Note that some bittorrent trackers have torrents that sum to a larger total size than this, seeded healthily. Their torrents tend to be smaller than 500 gb though.

The Geocities torrent, at 900 gb, was an exceedingly large torrent, and there was some trouble keeping it seeded.

At 500 GB, this leaves out users who have some smaller fraction of a disk available to donate. This might reduce contributors significantly. A smaller chunk size might be better.

The user needs to keep their torrent client running, or they won't be counted as a seed. Offline or rarely online storage can be used, but won't be counted. So counting seeds will undercounf the number of copies.

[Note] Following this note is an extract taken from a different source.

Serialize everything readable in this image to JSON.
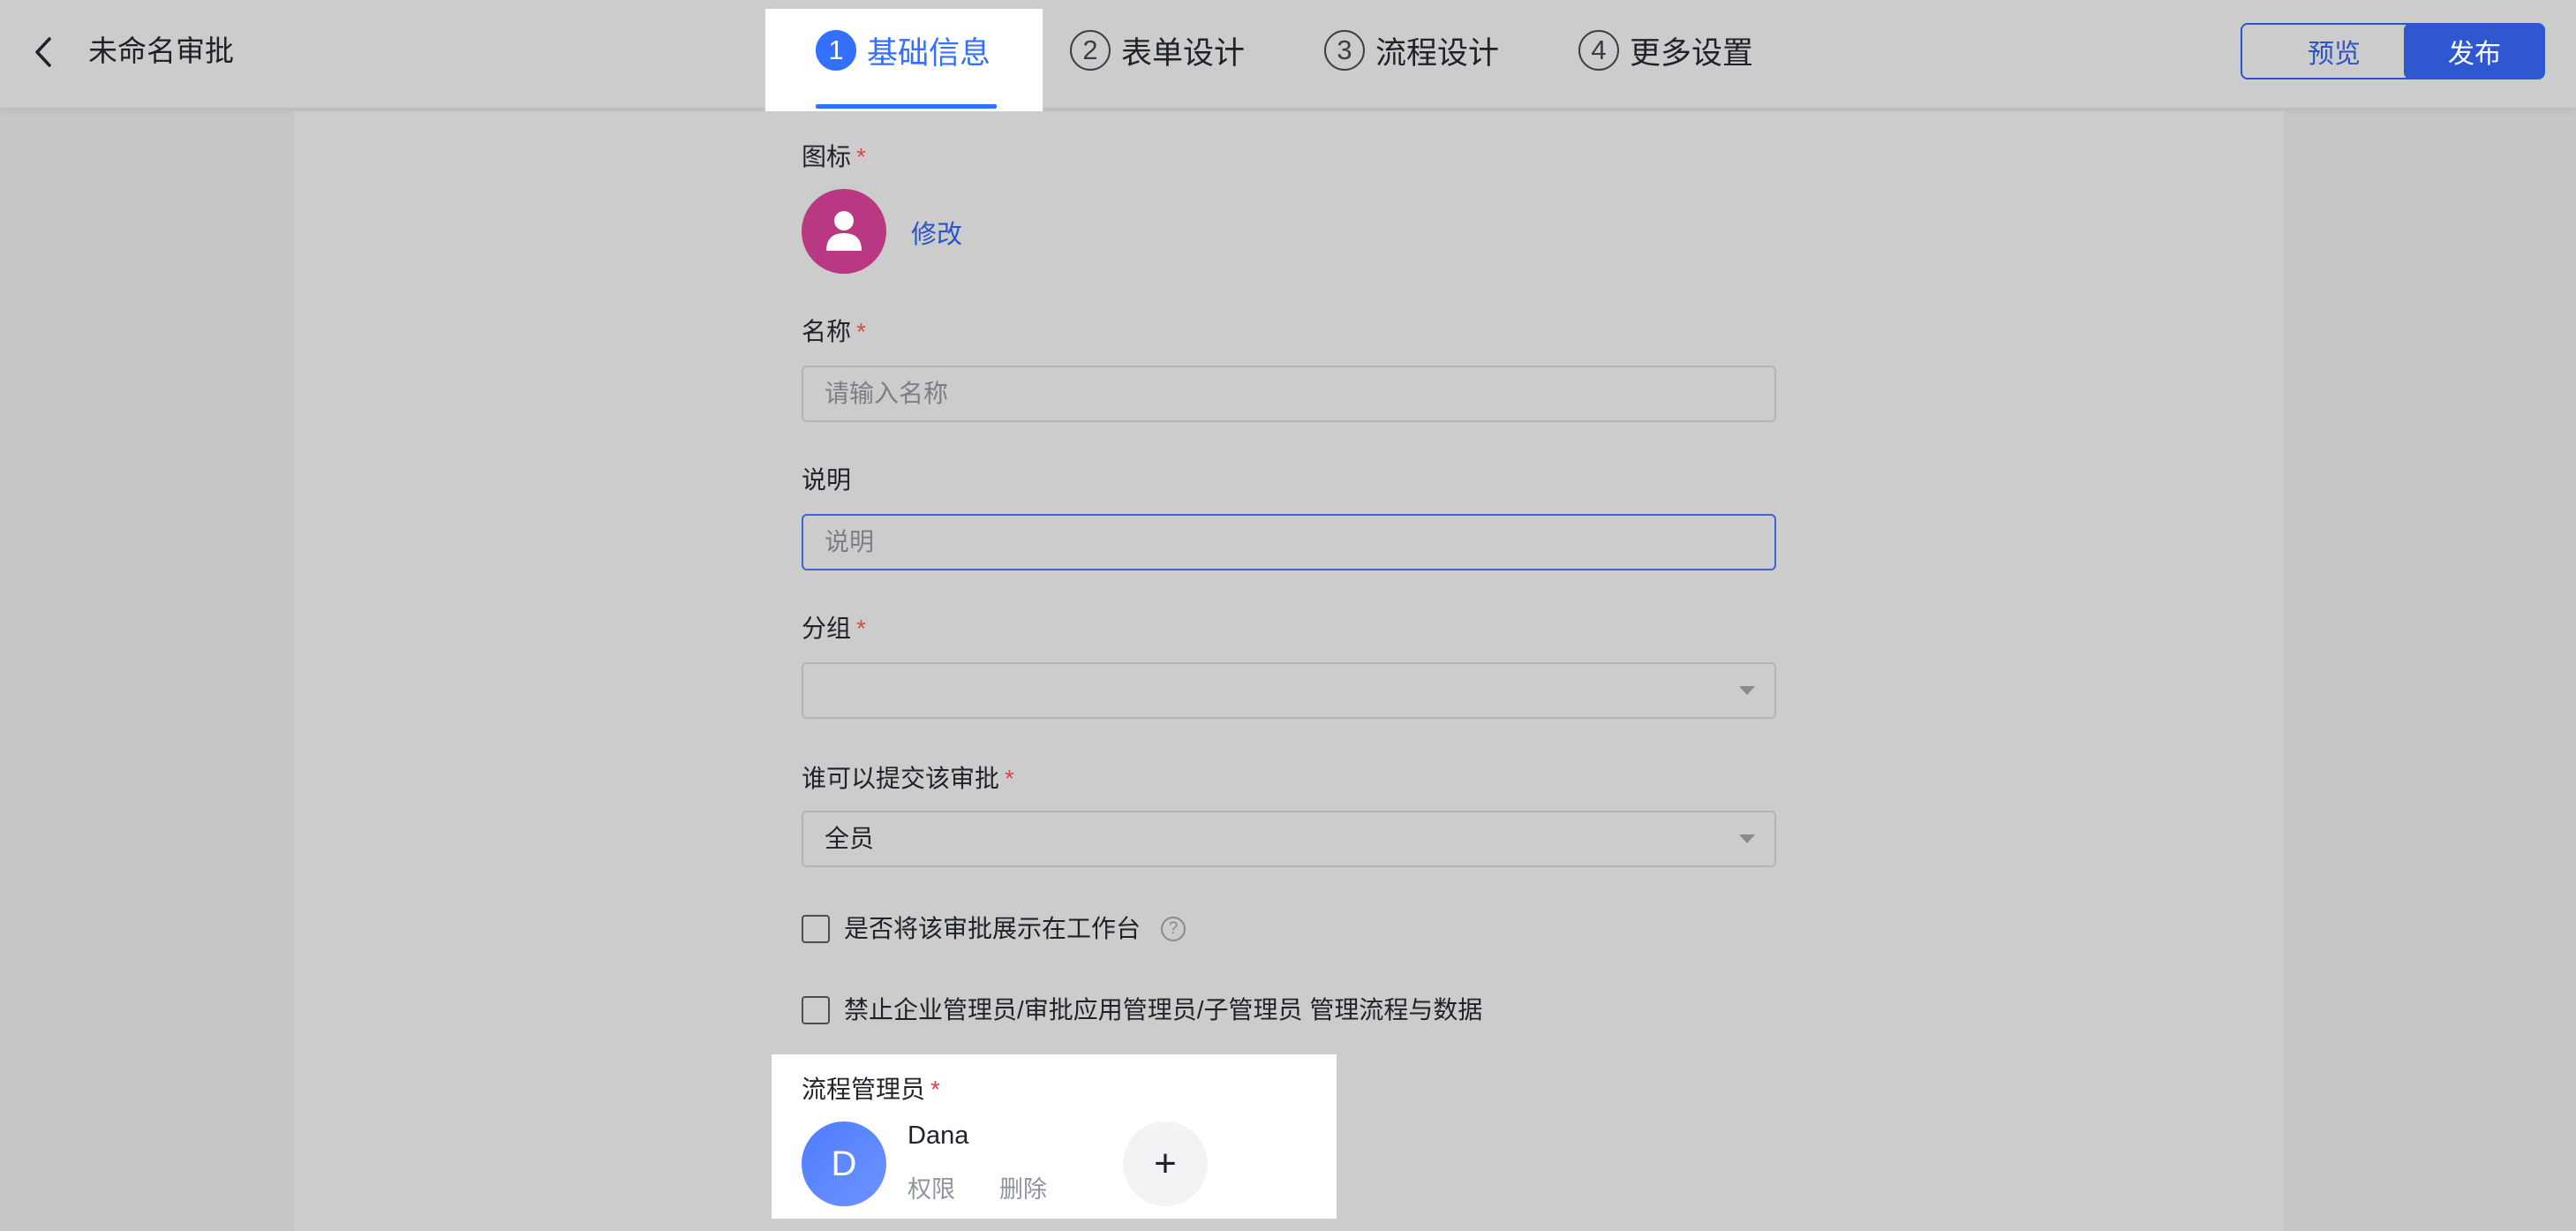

.zip files don't recover well if some peice in the middle is missing. It would be better to use a file format that can allow extracting the available files when part of it is missing.

a simplification

Every IA item already has a torrent associated with it. The torrent includes the derived files, but that can be amended (each one could have the current torrent plus one that includes only original files.) The simplest possible solution then is to get a few seeders into each of these swarms (IA is used as a web seed). One way to accomplish that is to write a custom BitTorrent client which automates the process of deciding which swarms each user joins, allows the user to decide how much space to use, etc. A custom BitTorrent client wouldn't be a very simple thing on it's own, but it could be quite simple for users who just want to donate some space without having to think about BitTorrent.

This has the additional advantages of storing the backed-up files on disk in a format which is readily usable by the user, and of requiring little to no additional work on IA's part.

> Except, there are millions of IA items.. Even with a custom controller, that presents problems such as: scalability when loading half a million torrents in a torrent client; tracker scalability; analizing so many torrents to find ones that need more seeders assigned, etc --closure

Problems

As closure notes, a torrent swarm uses constant, low level of traffic to find out who has which pieces and whatnot, so a client will not be able to join thousands of swarms. This makes the "simpler" solution need more users each donating less storage so as not to swamp each contributor's bandwidth and local memory. Possibly this traffic drops off to manageable levels once the swarm consists entirely of seeders, provided that the seeders don't leave and rejoin the swarm too frequently. Someone will need to run the numbers and find out.

On the other hand, he also notes that dividing the archive up into fewer torrents would require quite a significant amount of disk space, as the items are not already organized along those lines.